“I just got a job offer from my dream company 🤩… making $15,000 less than I make now. 🤦♂️
Should I take the job?”
I’ve been asked some version of this question many times. The honest answer is… it depends. You’d be shocked how far taking a cut like this can set you back.
The average annual raise in the US is 3%. If a person making $100,000 a year takes a $15,000 pay cut, assuming average raises, it will take six years before they’re back to making six figures again. In that same time, the person who stayed at the job paying $100k could be making as much as $123k/year with only average annual raises.
But changing jobs doesn’t have to mean taking a big pay cut. In fact, the biggest raises (about 14% on average) tend to come when you change companies. People will often warn about “job hopping” and how several short stints in a row on your resume can look like a red flag. However, strategic job changes even once every 5 or 10 years can yield huge changes in your total lifetime earnings.
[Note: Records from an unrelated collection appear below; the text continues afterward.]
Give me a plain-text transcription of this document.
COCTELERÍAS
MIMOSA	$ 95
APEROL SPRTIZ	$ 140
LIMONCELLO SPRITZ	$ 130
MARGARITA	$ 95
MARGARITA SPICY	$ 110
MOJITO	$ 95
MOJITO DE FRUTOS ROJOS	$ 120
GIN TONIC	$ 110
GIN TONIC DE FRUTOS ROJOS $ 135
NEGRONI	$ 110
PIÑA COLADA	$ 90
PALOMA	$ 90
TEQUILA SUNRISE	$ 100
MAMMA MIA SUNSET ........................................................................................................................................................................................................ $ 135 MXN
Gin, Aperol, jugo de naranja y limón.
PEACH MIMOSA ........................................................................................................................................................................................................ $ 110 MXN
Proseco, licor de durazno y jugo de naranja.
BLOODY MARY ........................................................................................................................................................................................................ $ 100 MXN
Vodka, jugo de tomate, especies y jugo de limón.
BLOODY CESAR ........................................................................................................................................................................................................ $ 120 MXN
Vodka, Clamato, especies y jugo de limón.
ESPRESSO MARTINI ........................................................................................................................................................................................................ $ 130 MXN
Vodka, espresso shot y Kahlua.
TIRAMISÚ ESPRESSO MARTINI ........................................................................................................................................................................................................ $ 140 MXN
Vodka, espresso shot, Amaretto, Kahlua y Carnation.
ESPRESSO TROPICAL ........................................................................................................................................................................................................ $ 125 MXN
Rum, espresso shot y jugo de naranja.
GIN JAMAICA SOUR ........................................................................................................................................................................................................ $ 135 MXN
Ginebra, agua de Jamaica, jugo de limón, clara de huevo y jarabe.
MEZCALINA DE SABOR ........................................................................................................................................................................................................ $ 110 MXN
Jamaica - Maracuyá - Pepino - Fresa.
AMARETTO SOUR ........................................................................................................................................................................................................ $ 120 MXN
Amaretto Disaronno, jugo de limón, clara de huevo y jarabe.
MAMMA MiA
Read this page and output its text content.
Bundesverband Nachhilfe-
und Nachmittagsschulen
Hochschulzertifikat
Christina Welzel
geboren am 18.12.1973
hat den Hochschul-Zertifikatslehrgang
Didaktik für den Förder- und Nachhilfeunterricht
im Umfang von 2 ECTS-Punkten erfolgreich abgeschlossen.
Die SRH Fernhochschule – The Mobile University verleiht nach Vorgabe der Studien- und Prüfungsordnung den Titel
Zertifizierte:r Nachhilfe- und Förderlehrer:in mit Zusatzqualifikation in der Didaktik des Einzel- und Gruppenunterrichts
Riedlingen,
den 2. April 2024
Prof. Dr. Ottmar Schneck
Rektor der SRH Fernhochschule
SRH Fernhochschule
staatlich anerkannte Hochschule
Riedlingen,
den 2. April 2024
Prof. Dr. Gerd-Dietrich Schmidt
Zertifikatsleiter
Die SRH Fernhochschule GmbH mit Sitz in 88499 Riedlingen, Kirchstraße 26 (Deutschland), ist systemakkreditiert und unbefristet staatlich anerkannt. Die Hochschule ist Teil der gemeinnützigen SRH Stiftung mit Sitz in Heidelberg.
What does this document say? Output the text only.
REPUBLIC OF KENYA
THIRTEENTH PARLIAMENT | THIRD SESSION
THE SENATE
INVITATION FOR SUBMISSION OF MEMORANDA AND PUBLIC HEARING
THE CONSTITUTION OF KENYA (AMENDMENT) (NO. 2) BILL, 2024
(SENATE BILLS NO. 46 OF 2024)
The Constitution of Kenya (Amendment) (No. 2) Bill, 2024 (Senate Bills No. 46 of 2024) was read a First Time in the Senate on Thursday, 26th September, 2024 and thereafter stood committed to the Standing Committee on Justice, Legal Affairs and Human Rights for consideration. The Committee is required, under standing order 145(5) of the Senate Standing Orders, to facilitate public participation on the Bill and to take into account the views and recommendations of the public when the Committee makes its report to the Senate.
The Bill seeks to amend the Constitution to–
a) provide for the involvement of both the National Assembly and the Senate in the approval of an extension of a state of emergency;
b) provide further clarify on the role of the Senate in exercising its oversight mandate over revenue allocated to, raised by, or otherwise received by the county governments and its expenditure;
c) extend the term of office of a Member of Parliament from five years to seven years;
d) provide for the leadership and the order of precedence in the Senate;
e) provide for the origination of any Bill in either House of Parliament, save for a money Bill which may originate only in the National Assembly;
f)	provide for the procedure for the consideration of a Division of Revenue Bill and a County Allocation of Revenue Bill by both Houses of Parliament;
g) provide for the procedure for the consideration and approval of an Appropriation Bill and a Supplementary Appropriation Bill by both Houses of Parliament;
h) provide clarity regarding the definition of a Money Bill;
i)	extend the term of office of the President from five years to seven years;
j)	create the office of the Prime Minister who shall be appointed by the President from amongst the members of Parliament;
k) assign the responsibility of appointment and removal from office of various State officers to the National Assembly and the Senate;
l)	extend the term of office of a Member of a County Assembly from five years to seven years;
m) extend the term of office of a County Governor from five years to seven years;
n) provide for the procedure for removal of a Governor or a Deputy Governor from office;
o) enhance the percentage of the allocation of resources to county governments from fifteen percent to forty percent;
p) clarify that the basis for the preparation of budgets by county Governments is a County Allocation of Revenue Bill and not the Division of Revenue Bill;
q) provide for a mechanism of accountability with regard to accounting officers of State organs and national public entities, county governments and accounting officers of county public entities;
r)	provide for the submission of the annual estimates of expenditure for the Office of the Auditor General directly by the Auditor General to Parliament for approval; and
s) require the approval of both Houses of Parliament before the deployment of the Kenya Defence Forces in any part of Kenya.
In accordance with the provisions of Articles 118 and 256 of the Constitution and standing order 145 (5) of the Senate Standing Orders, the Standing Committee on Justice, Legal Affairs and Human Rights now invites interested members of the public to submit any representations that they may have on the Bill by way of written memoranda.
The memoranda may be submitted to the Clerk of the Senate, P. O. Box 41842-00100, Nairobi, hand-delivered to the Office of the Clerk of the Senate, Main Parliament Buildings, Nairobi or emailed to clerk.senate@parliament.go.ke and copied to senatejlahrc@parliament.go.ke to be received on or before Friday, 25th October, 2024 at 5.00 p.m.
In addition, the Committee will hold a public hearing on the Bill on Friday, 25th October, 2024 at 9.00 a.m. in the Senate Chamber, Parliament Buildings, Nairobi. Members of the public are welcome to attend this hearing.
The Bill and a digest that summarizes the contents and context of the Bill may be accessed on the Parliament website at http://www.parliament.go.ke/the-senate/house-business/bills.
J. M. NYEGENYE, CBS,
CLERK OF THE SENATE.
Let’s look at final salary and total earnings over a 25 year period for these 3 scenarios…
The person who took the pay cut: $172k / $3.2m
The person who stayed put: $209k / $3.9m
The person who strategically changed jobs twice: $256k / $4.2m
People work for reasons other than just money. You may hate your job, be burned out, or you might just want to follow your passion and pursue an entirely different field. There’s nothing wrong with deciding to take a job at a lower salary for one of these or other reasons. Sometimes you have to take a small step backward in order to make a giant leap forward.
But it’s important to make sure you understand how much it could end up costing you in the long run.